Tomasz Komenda, dziś niewinny, a przed laty skazany na 25 lat więzienia za gwałt i zabójstwo, po wyjściu z więzienia oskarża winnych jego tragedii. Na liście znalazł się Michał K. – obrońca z urzędu Komendy, wówczas początkujący adwokat.
– Wspomniany adwokat dostał substytucję w tej sprawie. Zdaniem matki Tomasza niszczył dowody świadczące o niewinności jej syna. Sam Komenda twierdzi, że adwokat w ogóle nie był zaangażowany w jego obronę, nie przyszedł nawet na ogłoszenie wyroku 25 lat więzienia dla swojego klienta – mówi „Rzeczpospolitej" Zbigniew Ćwiąkalski, dziś pełnomocnik (pro bono) Komendy.

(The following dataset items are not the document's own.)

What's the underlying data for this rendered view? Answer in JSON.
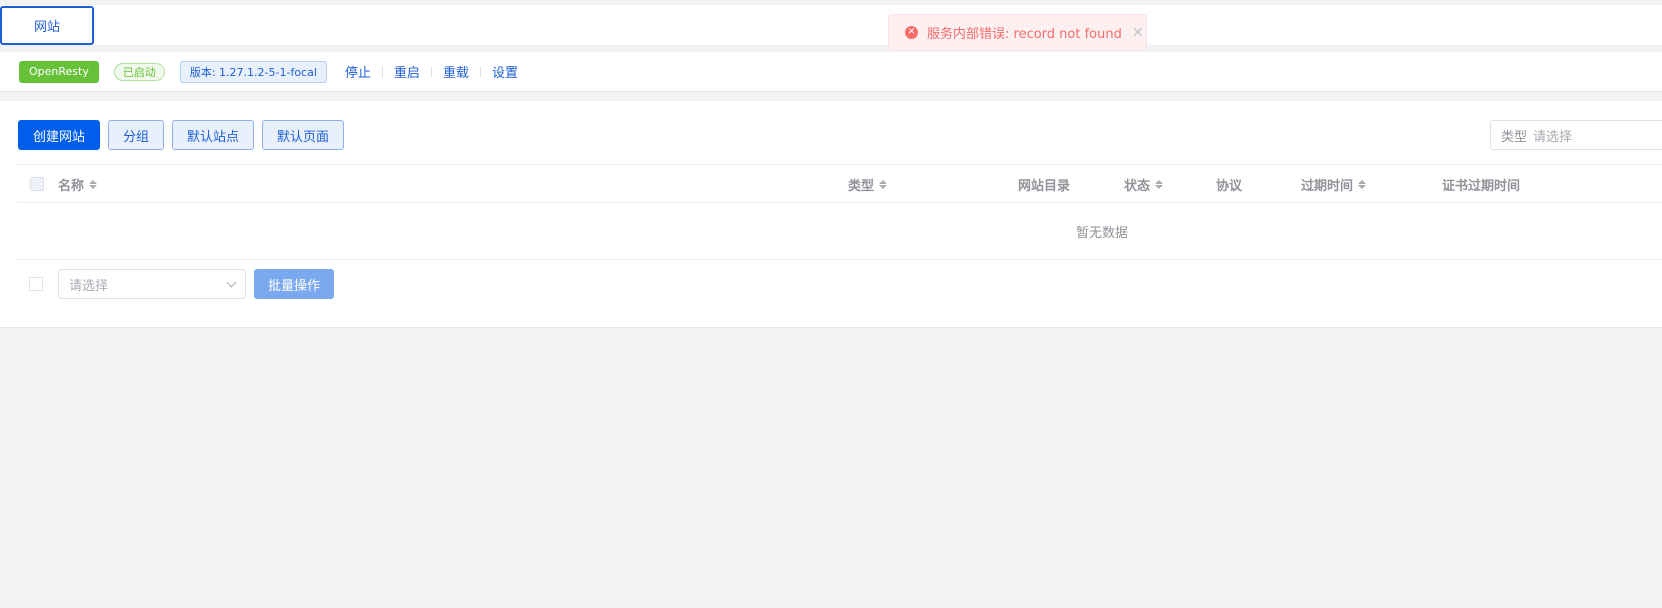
{
  "tabs": {
    "active": "网站"
  },
  "status_bar": {
    "app_name": "OpenResty",
    "status": "已启动",
    "version": "版本: 1.27.1.2-5-1-focal",
    "actions": [
      "停止",
      "重启",
      "重载",
      "设置"
    ]
  },
  "toolbar": {
    "create": "创建网站",
    "group": "分组",
    "default_site": "默认站点",
    "default_page": "默认页面"
  },
  "filter": {
    "label": "类型",
    "placeholder": "请选择"
  },
  "table": {
    "columns": {
      "name": "名称",
      "type": "类型",
      "dir": "网站目录",
      "status": "状态",
      "protocol": "协议",
      "expire": "过期时间",
      "cert_expire": "证书过期时间"
    },
    "empty_text": "暂无数据"
  },
  "footer": {
    "select_placeholder": "请选择",
    "batch_button": "批量操作"
  },
  "toast": {
    "message": "服务内部错误: record not found",
    "icon": "error-circle-icon"
  },
  "colors": {
    "primary": "#005eeb",
    "success": "#67c23a",
    "error": "#f56c6c"
  }
}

Wkrótce sprawą może się zająć odpowiedni rzecznik dyscyplinarny adwokatury. Postanowiliśmy sprawdzić, czy klienci często skarżą się na swoich obrońców.
Adwokat Krzysztof Stępiński, rzecznik dyscyplinarny Okręgowej Rady Adwokackiej w Warszawie, mówi, że rocznie wpływa ok. 800 skarg.
– Ale to wszystkie sprawy, nie tylko te, które dotyczą niezadowolenia klientów z adwokatów – tłumaczy. I dodaje jednocześnie, że skargi na jakość usług prawnych świadczonych przez adwokatów nie są wcale rzadkie.